Rating: Summary: Great premise, Fantastic beginning, disapointing overall Review: The book jacket description and the beginning of the book hold so much promise. It is unfortunate the author abandons these gems and switches to a much less interesting storyline a third of the way into the book. Maybe if the new story was better it wouldn't have been such an overall disapointment.
Rating: Summary: An excellent book, but slightly flawed. Review: Like all of Wilson's books, Darwinia turned out to be a real page turner. I've been a huge fan of his since I found Gypsies at the library, and have found all of his work to be excellent, including Darwinia. Like most of his books, Darwinia focuses on a world that is suddenly changed irrevocably.

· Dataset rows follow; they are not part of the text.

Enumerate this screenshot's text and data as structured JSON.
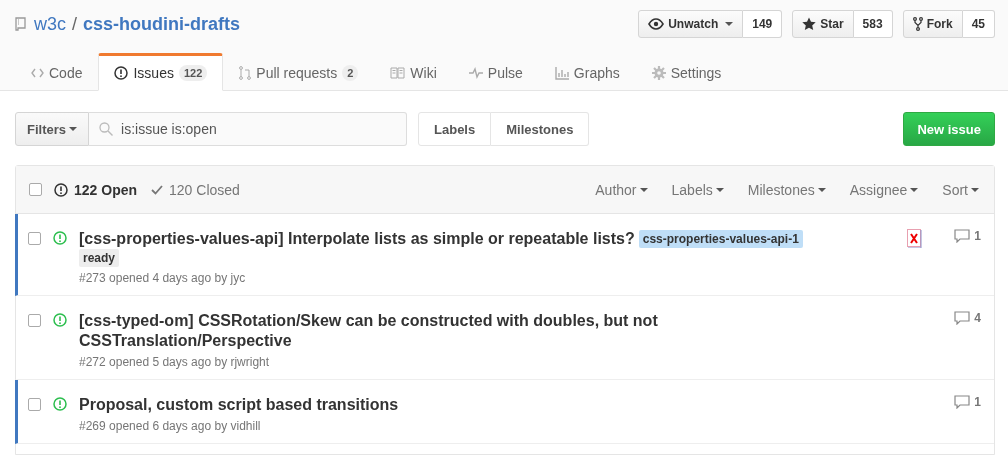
{
  "repo": {
    "owner": "w3c",
    "separator": "/",
    "name": "css-houdini-drafts"
  },
  "actions": [
    {
      "kind": "watch",
      "label": "Unwatch",
      "dropdown": true,
      "count": "149"
    },
    {
      "kind": "star",
      "label": "Star",
      "dropdown": false,
      "count": "583"
    },
    {
      "kind": "fork",
      "label": "Fork",
      "dropdown": false,
      "count": "45"
    }
  ],
  "tabs": [
    {
      "kind": "code",
      "label": "Code",
      "selected": false
    },
    {
      "kind": "issues",
      "label": "Issues",
      "count": "122",
      "selected": true
    },
    {
      "kind": "pulls",
      "label": "Pull requests",
      "count": "2",
      "selected": false
    },
    {
      "kind": "wiki",
      "label": "Wiki",
      "selected": false
    },
    {
      "kind": "pulse",
      "label": "Pulse",
      "selected": false
    },
    {
      "kind": "graphs",
      "label": "Graphs",
      "selected": false
    },
    {
      "kind": "settings",
      "label": "Settings",
      "selected": false
    }
  ],
  "filters": {
    "button": "Filters",
    "search_value": "is:issue is:open",
    "links": [
      "Labels",
      "Milestones"
    ],
    "new_button": "New issue"
  },
  "list_header": {
    "select_all_checked": false,
    "open": {
      "text": "122 Open",
      "selected": true
    },
    "closed": {
      "text": "120 Closed",
      "selected": false
    },
    "menus": [
      "Author",
      "Labels",
      "Milestones",
      "Assignee",
      "Sort"
    ]
  },
  "issues": [
    {
      "title": "[css-properties-values-api] Interpolate lists as simple or repeatable lists?",
      "labels": [
        {
          "text": "css-properties-values-api-1",
          "color": "#bfdef7"
        },
        {
          "text": "ready",
          "color": "#ededed"
        }
      ],
      "meta": "#273 opened 4 days ago by jyc",
      "unread": true,
      "broken_avatar": true,
      "comments": "1"
    },
    {
      "title": "[css-typed-om] CSSRotation/Skew can be constructed with doubles, but not CSSTranslation/Perspective",
      "meta": "#272 opened 5 days ago by rjwright",
      "unread": false,
      "broken_avatar": false,
      "comments": "4"
    },
    {
      "title": "Proposal, custom script based transitions",
      "meta": "#269 opened 6 days ago by vidhill",
      "unread": true,
      "broken_avatar": false,
      "comments": "1"
    }
  ]
}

But, unlike many authors, elements of character are always paramount to the physical events of the book. In most of Wilson's books, this is an asset, especially in The Harvest, a book which contains some of the most powerful and emotional characterizations found in any type of literature. In Darwinia, however, the focus on character seems at times to make the story less cohesive. While that main character of Guilford Law is always interesting and compelling, I was saddened when I found that the second half of the book focused less on the New World of Darwinia and more on the cause of the New World's appearance. The variety of new flora and fauna in the first half of the book kept me interested and excited to find out what would show up next, but in the second half of the book, that excitement was missing. I wouldn't say that the second half of the book was bad, but in for my taste, I would have prefered for Wilson to wait longer before revealing the cause of the Miracle, and spend more time developing the landscape. I would wholehearted reccomend this book to anyone, but it is somewhat melancholy. The end was very well done and was not so ambiguous and dark as the end of his other works, like A Hidden Place or The Harvest. I felt that overall the book was excellent.
Rating: Summary: An awsom look at the past while changing it and the present. Review: I thought it was good. It starts out with a group of people going to explore a new Europe. You kind of wish it would stay like that. The way the story changes keept my interest. Not a lot of books hol;d it as well as this one. I Kind of wish I was the main character.